COLUMN: Priorities and consultants

What do taxpayers get for $4,500? In some municipalities, that money could buy 32 wooden picnic tables for parks, or a couple of meters of new sidewalk. It could buy several signs highlighting some area of significance, or the beautification of an area with new flowers. In Cornwall, it gets a consultant, a report, and councillors putting dots on the wall. That was the priority of Cornwall city council on Wednesday, a meeting at the OPG visitor center, a consultant, and putting colourful dots on priorities. Who came up with this idea?
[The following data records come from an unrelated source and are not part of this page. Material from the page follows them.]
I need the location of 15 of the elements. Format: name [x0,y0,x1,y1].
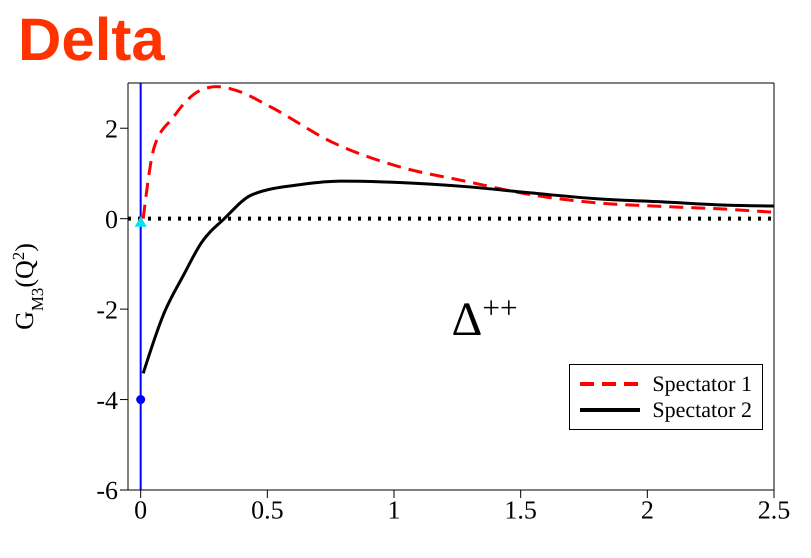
chart-title: Delta [17,6,166,73]
annotation: Δ$^{++}$ [452,289,518,346]
x-tick-label: 1 [388,495,400,524]
y-tick-label: 2 [105,114,118,144]
y-tick-label: -6 [96,476,118,506]
x-tick-label: 0.5 [251,495,284,524]
legend-label: Spectator 2 [652,397,752,423]
y-tick-label: 0 [105,204,118,234]
y-tick-label: -2 [96,295,118,324]
legend-label: Spectator 1 [652,371,752,397]
x-tick-label: 2 [640,495,654,524]
x-tick-label: 1.5 [504,495,537,524]
y-tick-label: -4 [96,386,118,415]
x-tick-label: 2.5 [758,495,790,524]
x-tick-label: 0 [134,495,148,524]
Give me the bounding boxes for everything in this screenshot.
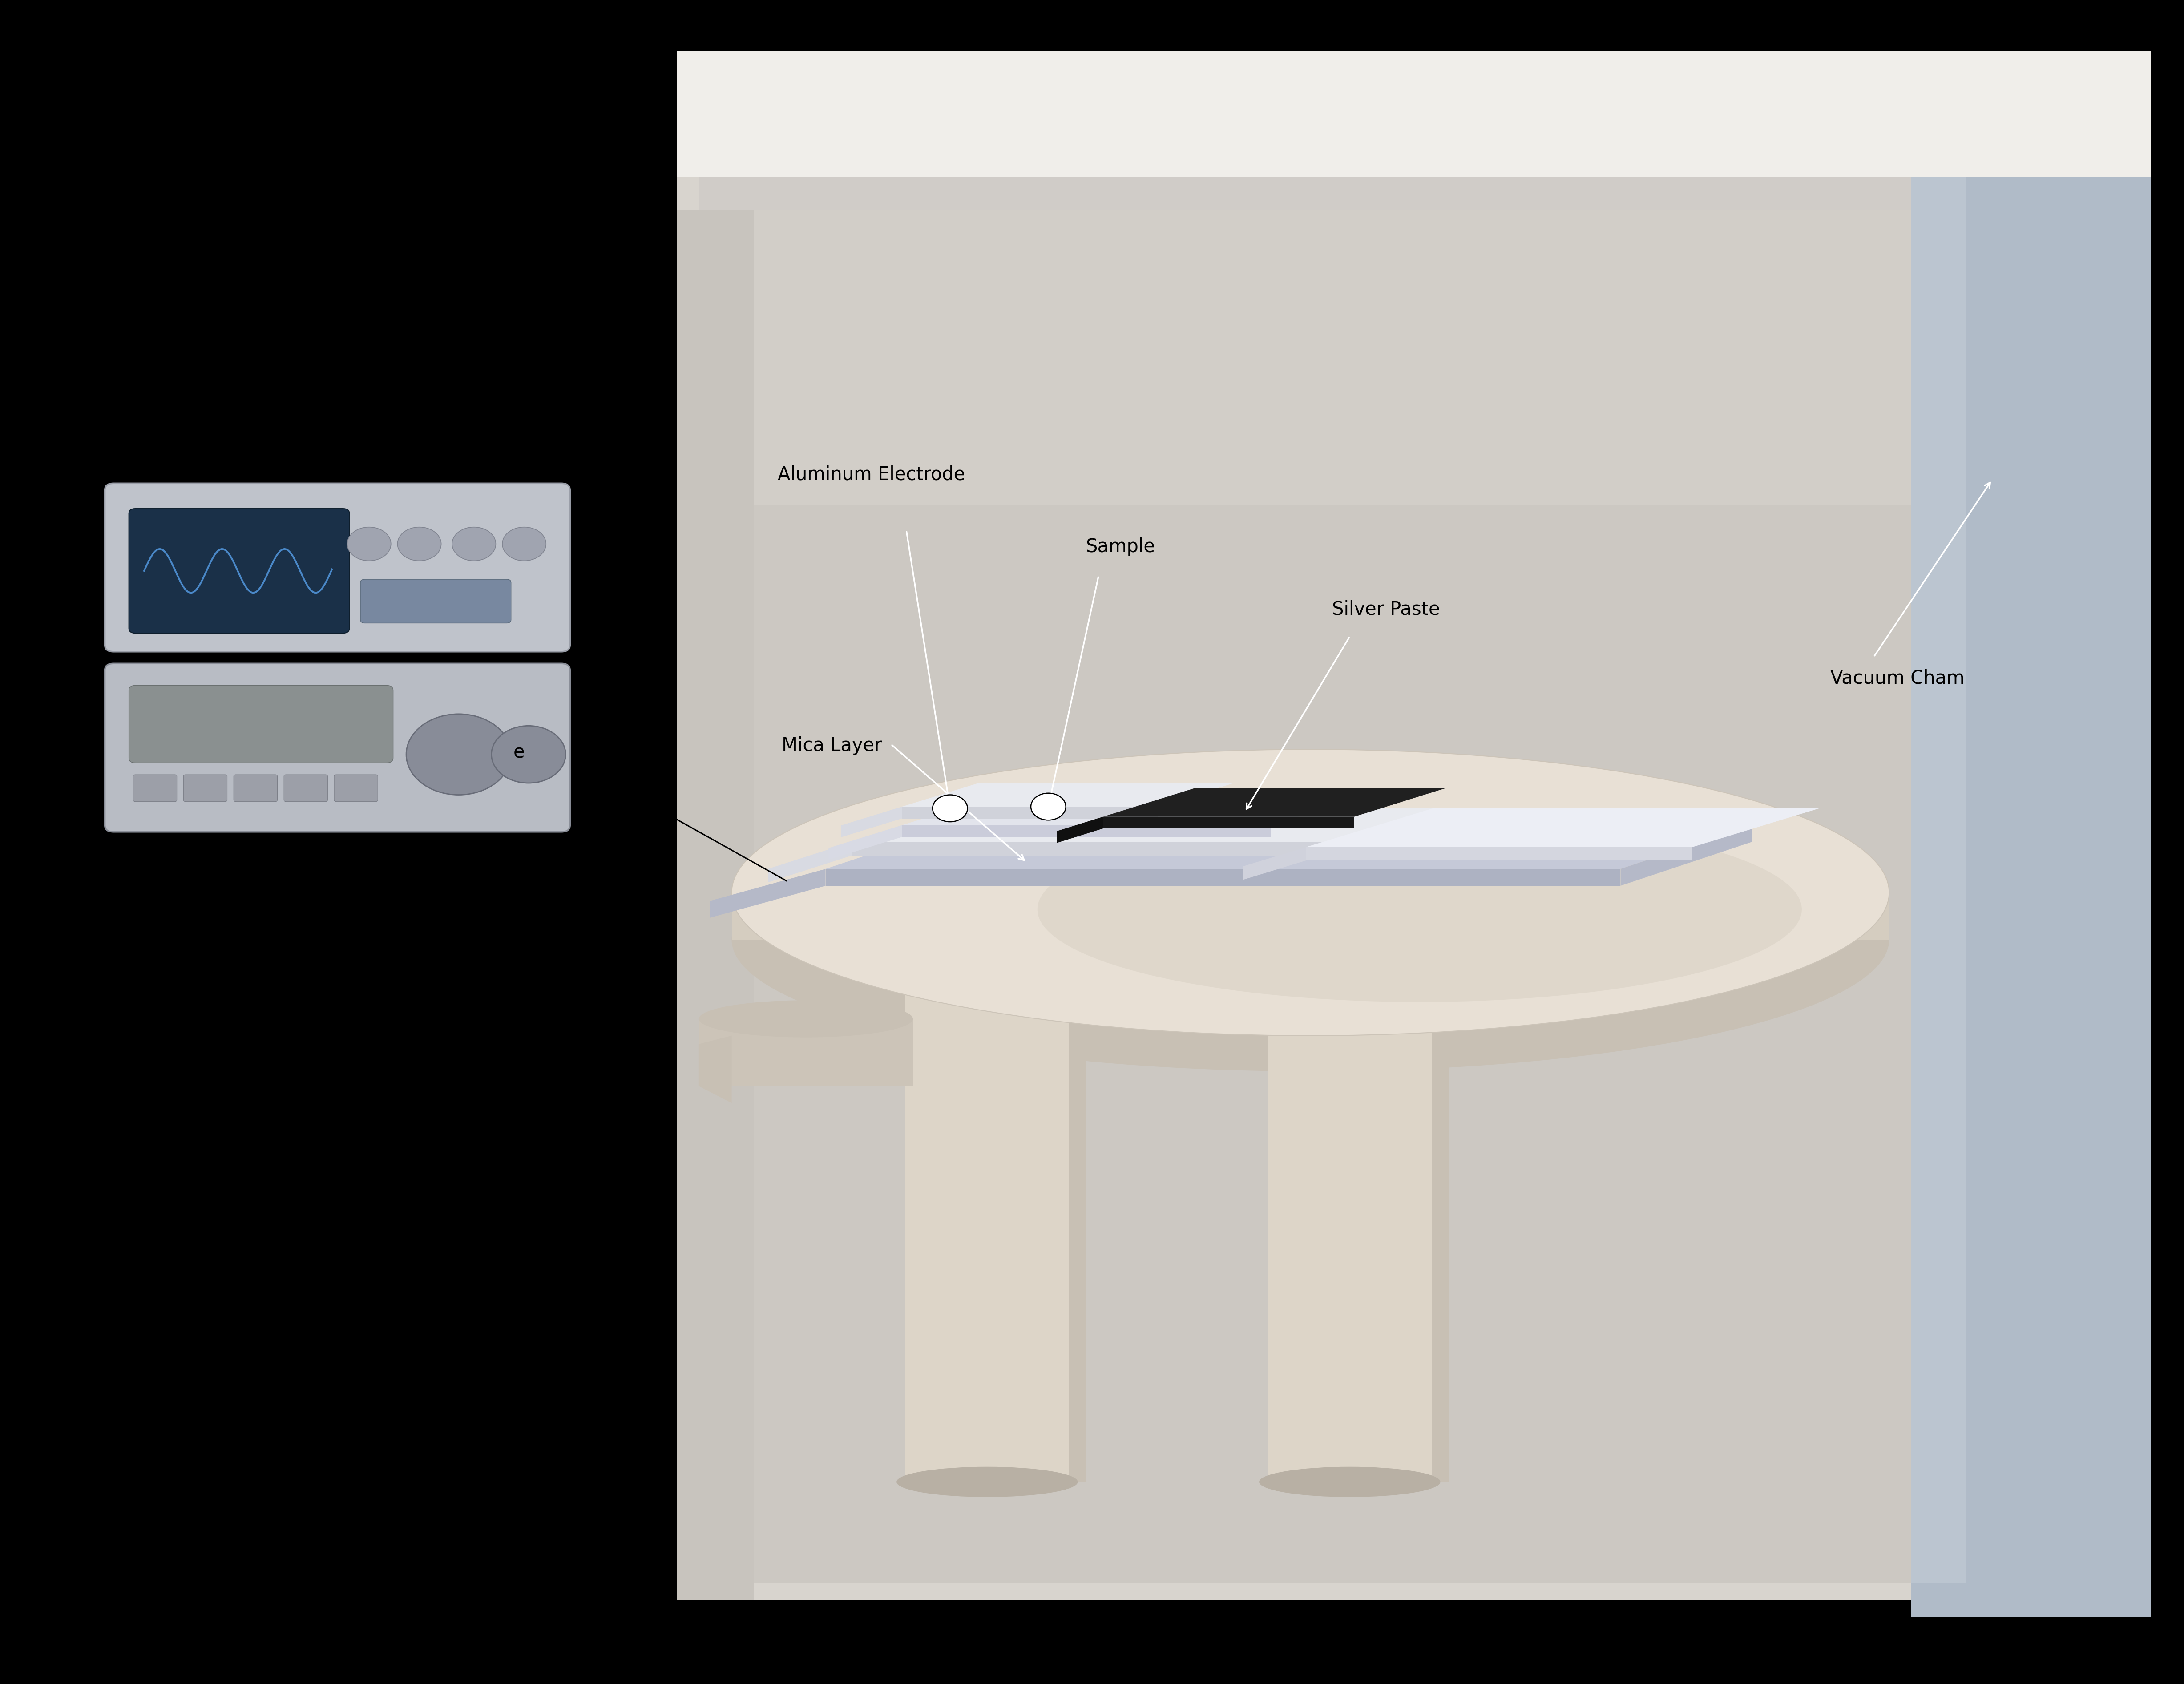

To be fair, the consultant was from St. Lawrence College, which has a campus in Cornwall. The OPG visitor center is in Cornwall and open so infrequently that it is good someone had the chance to visit it. The office supplies may have come from Staples, so that $4,500 did stay in the community. Did council have to spend this much money on this exercise?

What proponents have stated was that this was a neutral ground, away from the council chamber, where they [councillors] could talk and have city staff weigh in. Municipalities already have that framework in place with the “committee of the whole”. This body operates on committee rules, rather than the procedures of an actual council meeting. Councillors and staff can talk in the open, without the formality of a council meeting. If the council and staff wanted a more neutral location than the council chambers, they could have gone to any of the city-owned buildings and had their meeting there. Or even sat at the band shell at Lamoureux Park, although Wednesday was a bit chilly for that.

As for the priorities decided by councillors, shouldn’t this have been done at the start of their term, not the halfway point? The councillors did have team-building exercises, at the taxpayers expense, at the start of their term. Why was this not done then?

Yes priorities may change, but look at where the colourful dots were placed, no difference than from where the councillors are on the record for. Self promotion, economic development, dealing with brownfields, waterfront and more. All have talked about ad nauseam by this council, and every preceding council.

How many years has Cornwall council talked about a waterfront plan? A plan for the canal lands? Dealing with brownfields? The canal stopped being used in 1958, Courtalds closed in 1992, Domtar in 2006. How many years and terms of council is that?

The only real interesting part of the dialogue was the 30 minute talk about taxes and services. Councillor Mark MacDonald finally put his taxpayer champion hat back on, questioning the value taxpayers get for what they pay. Councillor Claude McIntosh may want to check his facts about police response times in the counties.

The real telling comment coming out of meeting came from Councillor Bernadette Clement, “This is very helpful. If you don’t tie the strategic plan to the budget, it means nothing.” This is the councillor’s third term on council, what has council been doing up to this point? Tying strategic plans to the budget is a new concept?

This exercise was an exercise in self-promotion, council’s self-promotion. Nothing shows the public that council is really working than public meetings at the taxpayers expense. Except maybe actually working. Council finally showed some leadership with deciding on fluoride last month, and they have slipped back into treading water again. It is akin to an NHL hockey player playing their best only on the contract renewal year.

One question was missing on those pillars that the councillors put their colourful dots on. Should council spend more tax dollars on consultants like this? The fact it was not on that priority list should tell them something.